Izarás las velas y, tras renovada singladura (aburrida calma chicha a
veces, procelosa tempestad y apasionante aventura de cuando en cuando)
desde tu soledad impertérrita convertida en vigía y en grumete, tronarás
con aguardentosa voz: «¡Tierra a la vista!». Acercarás luego el humilde
bote hasta la playa próxima y siempre soñada, saludarás con tu libro a los
pocos lectores indígenas que por su parte habrán de explorarte a ti mismo
y comenzarás a preparar la vuelta a casa, es decir, a tu computadora que
es barco de papel con que te deslizas sobre las aguas y que es también
arca contra tempestades y puerto móvil en tiempos campales de donde nuevas
palomas habrán de surcar el cielo anunciando la proximidad de más firmes
tierras.
Hay autores ovíparos, que
construyen las paredes de sus celdillas acumulando con paciencia de abeja
cada una de las fichas con que habrán de construir la casa, ficha a ficha,
golpe a golpe. Los hay también vivíparos, aquellos que dan a luz a la
criatura llevados de una sublime inspiración y encendidos en un arrebato
creador. Los ovo-vivíparos, indefinidos, ni lo uno ni lo otro.
El estilo es el hombre,
pero yo sólo escribo realmente si tú lees. No hay yo sin tú, ni autor sin
coautor-lector. Ningún libro pertenece sólo a quien lo puso en el mundo;
cada vez que una mano acoge tu escrito, lo reescribe, lo reinterpreta, lo
repiensa, lo reasume y lo reelabora, lo hace enteramente suyo.
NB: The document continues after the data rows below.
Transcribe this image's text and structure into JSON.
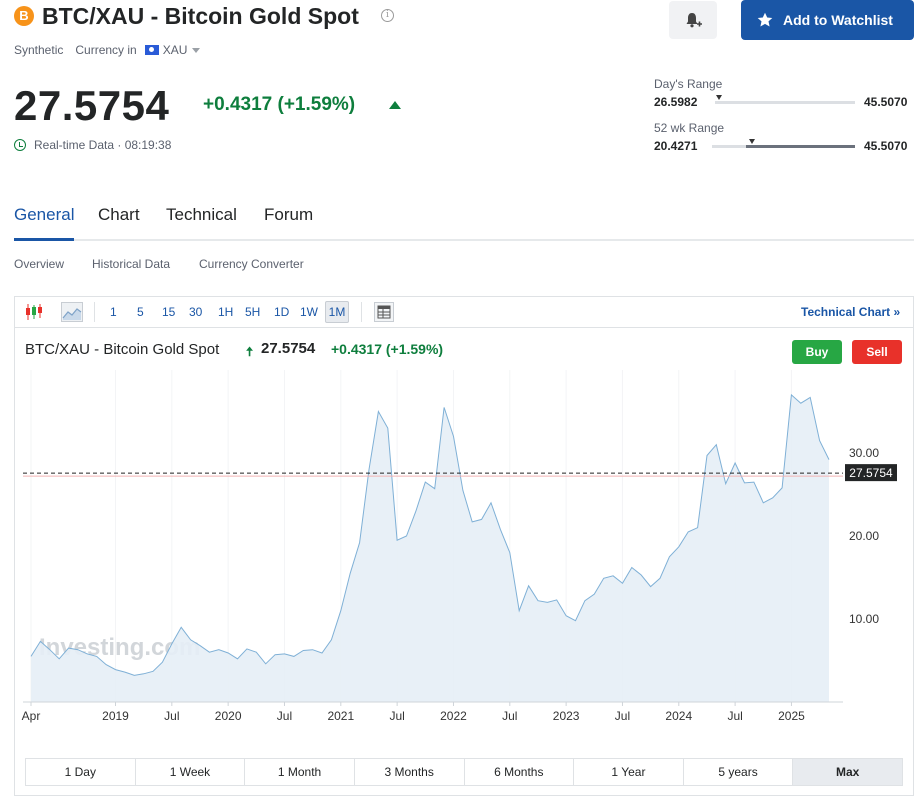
{
  "header": {
    "logo_letter": "B",
    "title": "BTC/XAU - Bitcoin Gold Spot",
    "info_glyph": "i",
    "watchlist_label": "Add to Watchlist",
    "type": "Synthetic",
    "currency_label": "Currency in",
    "currency": "XAU"
  },
  "quote": {
    "price": "27.5754",
    "change": "+0.4317 (+1.59%)",
    "realtime": "Real-time Data · 08:19:38"
  },
  "ranges": {
    "day_label": "Day's Range",
    "day_low": "26.5982",
    "day_high": "45.5070",
    "day_position": 0.0,
    "wk_label": "52 wk Range",
    "wk_low": "20.4271",
    "wk_high": "45.5070",
    "wk_position": 0.28,
    "wk_fill_start": 0.24
  },
  "tabs": [
    "General",
    "Chart",
    "Technical",
    "Forum"
  ],
  "subtabs": [
    "Overview",
    "Historical Data",
    "Currency Converter"
  ],
  "toolbar": {
    "intervals": [
      "1",
      "5",
      "15",
      "30",
      "1H",
      "5H",
      "1D",
      "1W",
      "1M"
    ],
    "technical_chart": "Technical Chart »"
  },
  "chart_header": {
    "name": "BTC/XAU - Bitcoin Gold Spot",
    "arrow": "🠅",
    "price": "27.5754",
    "change": "+0.4317 (+1.59%)",
    "buy": "Buy",
    "sell": "Sell"
  },
  "watermark": "Investing.com",
  "periods": [
    "1 Day",
    "1 Week",
    "1 Month",
    "3 Months",
    "6 Months",
    "1 Year",
    "5 years",
    "Max"
  ],
  "colors": {
    "accent": "#1a56a6",
    "up": "#0e7e3d",
    "buy": "#27a744",
    "sell": "#e8312a",
    "line": "#7fb0d6",
    "area": "#e5eef6"
  },
  "chart_data": {
    "type": "area",
    "x_labels": [
      "Apr",
      "2019",
      "Jul",
      "2020",
      "Jul",
      "2021",
      "Jul",
      "2022",
      "Jul",
      "2023",
      "Jul",
      "2024",
      "Jul",
      "2025"
    ],
    "x_label_t": [
      0,
      9,
      15,
      21,
      27,
      33,
      39,
      45,
      51,
      57,
      63,
      69,
      75,
      81
    ],
    "y_ticks": [
      10,
      20,
      30
    ],
    "y_tick_labels": [
      "10.00",
      "20.00",
      "30.00"
    ],
    "ylim": [
      0,
      40
    ],
    "last_price": 27.5754,
    "last_price_label": "27.5754",
    "values": [
      5.5,
      7.3,
      6.3,
      5.2,
      6.5,
      6.3,
      5.8,
      5.5,
      4.5,
      3.9,
      3.6,
      3.2,
      3.4,
      3.7,
      4.8,
      7.0,
      9.0,
      7.5,
      6.8,
      6.0,
      6.3,
      5.9,
      5.2,
      6.4,
      6.0,
      4.6,
      5.7,
      5.8,
      5.5,
      6.2,
      6.3,
      5.9,
      7.5,
      11.0,
      15.5,
      19.2,
      28.0,
      35.0,
      33.0,
      19.5,
      20.0,
      23.0,
      26.5,
      25.7,
      35.5,
      32.0,
      25.5,
      21.7,
      22.0,
      24.0,
      20.8,
      18.0,
      11.0,
      14.0,
      12.2,
      12.0,
      12.3,
      10.4,
      9.8,
      12.2,
      13.0,
      14.9,
      15.2,
      14.3,
      16.2,
      15.3,
      13.9,
      14.9,
      17.5,
      18.7,
      20.5,
      21.0,
      29.7,
      31.0,
      26.3,
      28.8,
      26.4,
      26.5,
      24.0,
      24.6,
      25.8,
      37.0,
      36.0,
      36.7,
      31.5,
      29.2
    ]
  }
}
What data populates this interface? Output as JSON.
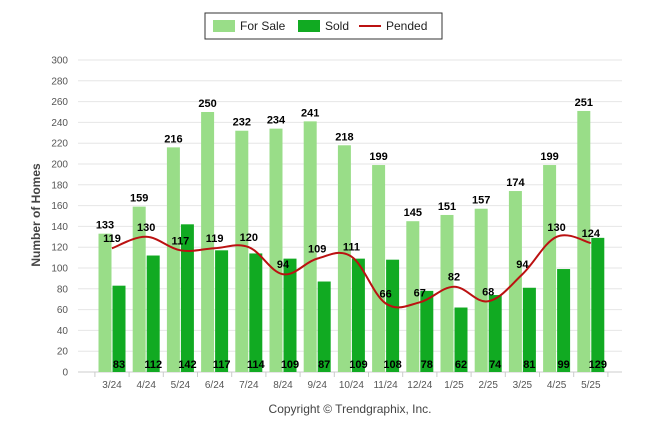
{
  "chart_data": {
    "type": "bar",
    "categories": [
      "3/24",
      "4/24",
      "5/24",
      "6/24",
      "7/24",
      "8/24",
      "9/24",
      "10/24",
      "11/24",
      "12/24",
      "1/25",
      "2/25",
      "3/25",
      "4/25",
      "5/25"
    ],
    "series": [
      {
        "name": "For Sale",
        "type": "bar",
        "color": "#99dd88",
        "values": [
          133,
          159,
          216,
          250,
          232,
          234,
          241,
          218,
          199,
          145,
          151,
          157,
          174,
          199,
          251
        ]
      },
      {
        "name": "Sold",
        "type": "bar",
        "color": "#11aa22",
        "values": [
          83,
          112,
          142,
          117,
          114,
          109,
          87,
          109,
          108,
          78,
          62,
          74,
          81,
          99,
          129
        ]
      },
      {
        "name": "Pended",
        "type": "line",
        "color": "#bb1111",
        "values": [
          119,
          130,
          117,
          119,
          120,
          94,
          109,
          111,
          66,
          67,
          82,
          68,
          94,
          130,
          124
        ]
      }
    ],
    "ylabel": "Number of Homes",
    "ylim": [
      0,
      300
    ],
    "yticks": [
      "0",
      "20",
      "40",
      "60",
      "80",
      "100",
      "120",
      "140",
      "160",
      "180",
      "200",
      "220",
      "240",
      "260",
      "280",
      "300"
    ],
    "grid": true,
    "legend": "top-center",
    "copyright": "Copyright © Trendgraphix, Inc."
  }
}
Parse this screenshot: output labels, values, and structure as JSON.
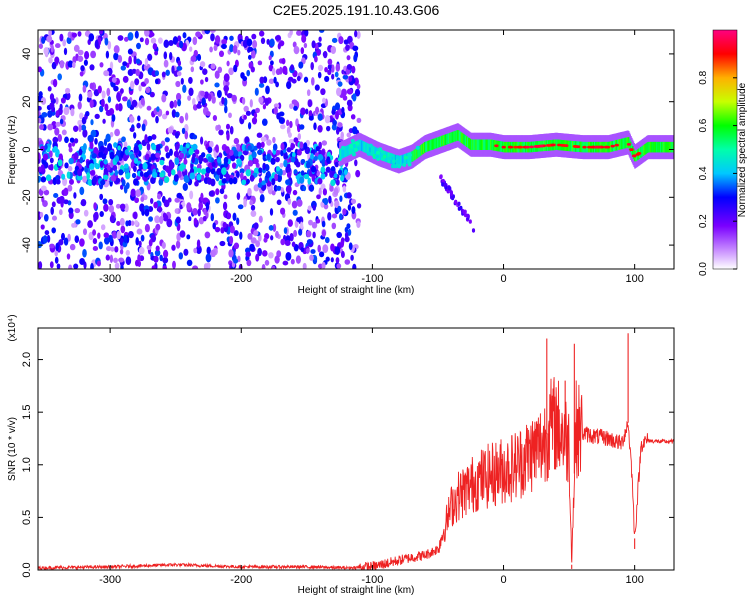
{
  "figure": {
    "title": "C2E5.2025.191.10.43.G06"
  },
  "chart_data": [
    {
      "type": "heatmap",
      "title": "C2E5.2025.191.10.43.G06",
      "xlabel": "Height of straight line (km)",
      "ylabel": "Frequency (Hz)",
      "xlim": [
        -355,
        130
      ],
      "ylim": [
        -50,
        50
      ],
      "xticks": [
        -300,
        -200,
        -100,
        0,
        100
      ],
      "xtick_labels": [
        "-300",
        "-200",
        "-100",
        "0",
        "100"
      ],
      "yticks": [
        -40,
        -20,
        0,
        20,
        40
      ],
      "ytick_labels": [
        "-40",
        "-20",
        "0",
        "20",
        "40"
      ],
      "colorbar": {
        "label": "Normalized spectral amplitude",
        "range": [
          0,
          1
        ],
        "ticks": [
          0.0,
          0.2,
          0.4,
          0.6,
          0.8
        ],
        "tick_labels": [
          "0.0",
          "0.2",
          "0.4",
          "0.6",
          "0.8"
        ],
        "colormap": "rainbow (white-violet-blue-cyan-green-yellow-red-magenta)"
      },
      "features": [
        {
          "region": "noise",
          "x_range": [
            -355,
            -110
          ],
          "freq_range": [
            -50,
            50
          ],
          "amplitude": [
            0.05,
            0.35
          ]
        },
        {
          "region": "weak band",
          "x_range": [
            -355,
            -120
          ],
          "freq_center": -6,
          "amplitude": [
            0.15,
            0.45
          ]
        },
        {
          "region": "carrier track",
          "x_range": [
            -125,
            130
          ],
          "freq_center": 1,
          "amplitude": [
            0.3,
            1.0
          ]
        },
        {
          "region": "secondary track",
          "x_range": [
            -48,
            -20
          ],
          "freq_range": [
            -12,
            -35
          ],
          "amplitude": [
            0.1,
            0.3
          ]
        }
      ],
      "track_points": [
        {
          "x": -125,
          "f": -2
        },
        {
          "x": -110,
          "f": 2
        },
        {
          "x": -95,
          "f": -2
        },
        {
          "x": -80,
          "f": -5
        },
        {
          "x": -70,
          "f": -3
        },
        {
          "x": -60,
          "f": 1
        },
        {
          "x": -45,
          "f": 4
        },
        {
          "x": -35,
          "f": 6
        },
        {
          "x": -25,
          "f": 2
        },
        {
          "x": -10,
          "f": 2
        },
        {
          "x": 0,
          "f": 1
        },
        {
          "x": 20,
          "f": 1
        },
        {
          "x": 40,
          "f": 2
        },
        {
          "x": 60,
          "f": 1
        },
        {
          "x": 80,
          "f": 1
        },
        {
          "x": 95,
          "f": 3
        },
        {
          "x": 100,
          "f": -3
        },
        {
          "x": 110,
          "f": 1
        },
        {
          "x": 130,
          "f": 1
        }
      ]
    },
    {
      "type": "line",
      "xlabel": "Height of straight line (km)",
      "ylabel": "SNR (10 * v/v)",
      "y_multiplier_label": "(x10⁴)",
      "xlim": [
        -355,
        130
      ],
      "ylim": [
        0,
        2.3
      ],
      "xticks": [
        -300,
        -200,
        -100,
        0,
        100
      ],
      "xtick_labels": [
        "-300",
        "-200",
        "-100",
        "0",
        "100"
      ],
      "yticks": [
        0.0,
        0.5,
        1.0,
        1.5,
        2.0
      ],
      "ytick_labels": [
        "0.0",
        "0.5",
        "1.0",
        "1.5",
        "2.0"
      ],
      "series": [
        {
          "color": "#ee2222",
          "x": [
            -355,
            -300,
            -250,
            -200,
            -150,
            -120,
            -100,
            -90,
            -80,
            -70,
            -60,
            -50,
            -45,
            -40,
            -35,
            -30,
            -20,
            -10,
            0,
            10,
            20,
            30,
            35,
            40,
            45,
            50,
            52,
            55,
            60,
            70,
            80,
            90,
            95,
            98,
            100,
            105,
            110,
            120,
            130
          ],
          "values": [
            0.02,
            0.03,
            0.05,
            0.03,
            0.03,
            0.02,
            0.03,
            0.06,
            0.09,
            0.12,
            0.14,
            0.2,
            0.4,
            0.6,
            0.7,
            0.75,
            0.85,
            0.9,
            0.95,
            1.0,
            1.1,
            1.2,
            1.35,
            1.4,
            1.3,
            1.2,
            0.05,
            1.35,
            1.3,
            1.27,
            1.25,
            1.2,
            1.4,
            0.9,
            0.3,
            1.2,
            1.23,
            1.22,
            1.22
          ]
        }
      ],
      "spikes": [
        {
          "x": 33,
          "y": 2.2
        },
        {
          "x": 47,
          "y": 1.8
        },
        {
          "x": 52,
          "y": 0.01
        },
        {
          "x": 54,
          "y": 2.15
        },
        {
          "x": 95,
          "y": 2.25
        },
        {
          "x": 100,
          "y": 0.2
        }
      ]
    }
  ]
}
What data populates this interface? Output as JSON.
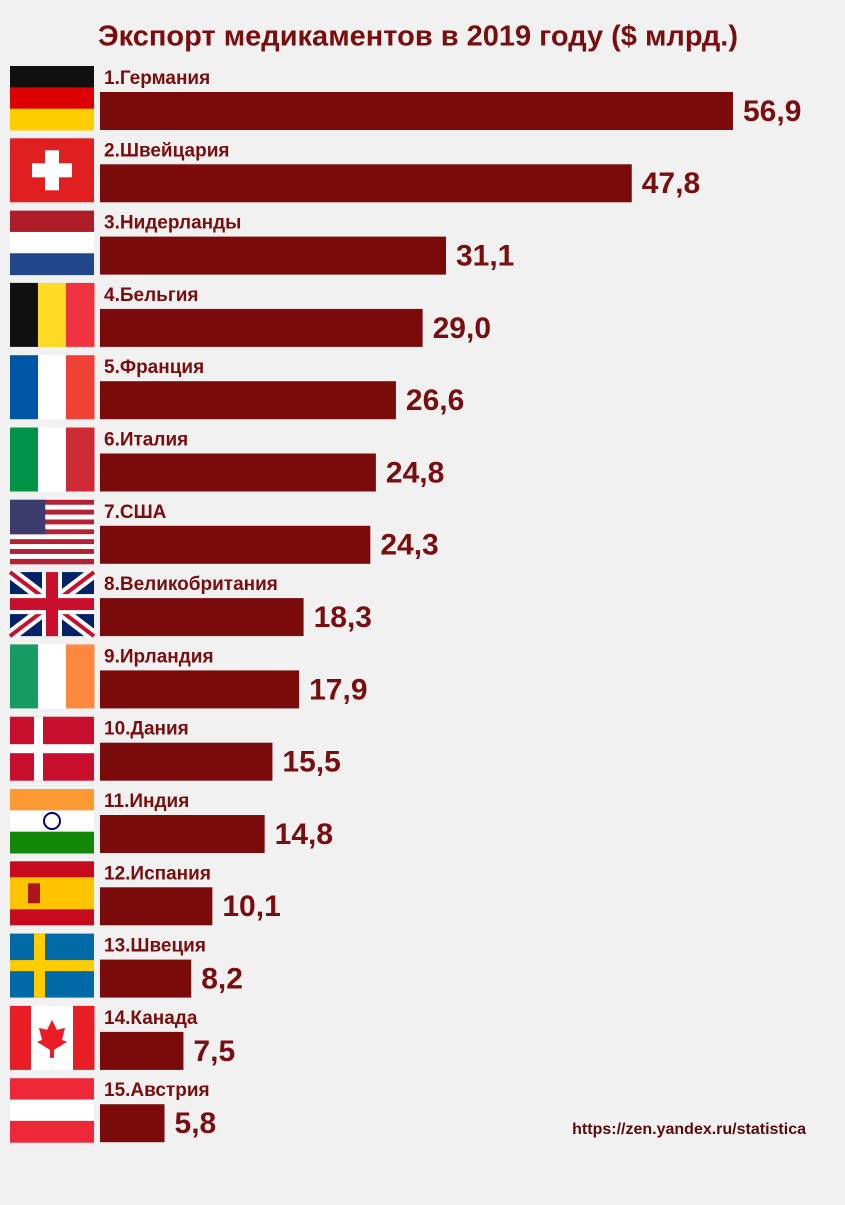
{
  "chart_data": {
    "type": "bar",
    "orientation": "horizontal",
    "title": "Экспорт медикаментов в 2019 году ($ млрд.)",
    "categories": [
      "1.Германия",
      "2.Швейцария",
      "3.Нидерланды",
      "4.Бельгия",
      "5.Франция",
      "6.Италия",
      "7.США",
      "8.Великобритания",
      "9.Ирландия",
      "10.Дания",
      "11.Индия",
      "12.Испания",
      "13.Швеция",
      "14.Канада",
      "15.Австрия"
    ],
    "values": [
      56.9,
      47.8,
      31.1,
      29.0,
      26.6,
      24.8,
      24.3,
      18.3,
      17.9,
      15.5,
      14.8,
      10.1,
      8.2,
      7.5,
      5.8
    ],
    "value_labels": [
      "56,9",
      "47,8",
      "31,1",
      "29,0",
      "26,6",
      "24,8",
      "24,3",
      "18,3",
      "17,9",
      "15,5",
      "14,8",
      "10,1",
      "8,2",
      "7,5",
      "5,8"
    ],
    "color": "#7b0a0a",
    "source": "https://zen.yandex.ru/statistica"
  }
}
Suyo es mi
libro, como mía su interpretación. Ningun libro está de ello libre, Dios
nos libre. No hay mirada alguna que no sea vacía ni ciega si no la reaviva
la pupila de nuestro prójimo, y por ello la vida termina siendo una red de
manos que escriben cuando leen y que leen cuando escriben: no en vano dijo
Hegel que la verdad es el todo. Sin ti, lector, en cuanto que autor no
existo todavía. Con independencia de que lo haga mejor o peor o de que
aburra más o menos, el autor necesita inevitablemente un lector, y ello
aunque sólo fuera por el mero hecho del escribir mismo, toda vez que nadie
escribe para no ser leído, siquiera fuere porque escribir sin leer resulta
pretensión metafísicamente imposible. Leer sin escribir es cosa
perfectamente al alcance de cualquiera pero escribir sin leer no lo es, ya
que si escribes sin leer lo que escribes sólo estás aporreando las teclas
de la máquina o únicamente dibujas con tu pulso grafismos arbitrarios o
montones de sombras.
Más aún, no escribes si el
lector no te escribe. Y si son muchos tus corresponsales, tanto mejor:
entonces el libro quedará construído para siempre. Aseguraba Charles Péguy
que «una revista no está viva más que si cada vez deja descontenta a una
quinta parte de sus suscriptores. La justicia consiste en que no sean
siempre los mismos los que se encuentran en esa quinta parte. De otro modo
yo diría que, cuando nos dedicamos a no molestar a nadie, caemos en el
sistema de esas enormes revistas que pierden millones, o que los ganan,
para no decir nada, o más bien por no decir nada».
Por fin, no escribes si no
te dejas escribir. A fin de lograr que un libro pase a esa clase de
existencia donde las lecturas terminan siendo encuentros, deberíamos
tratar de reflejar no sólo el hondón mismo del alma de su autor, sino
comunizar el yo pasando al nosotros comunitario.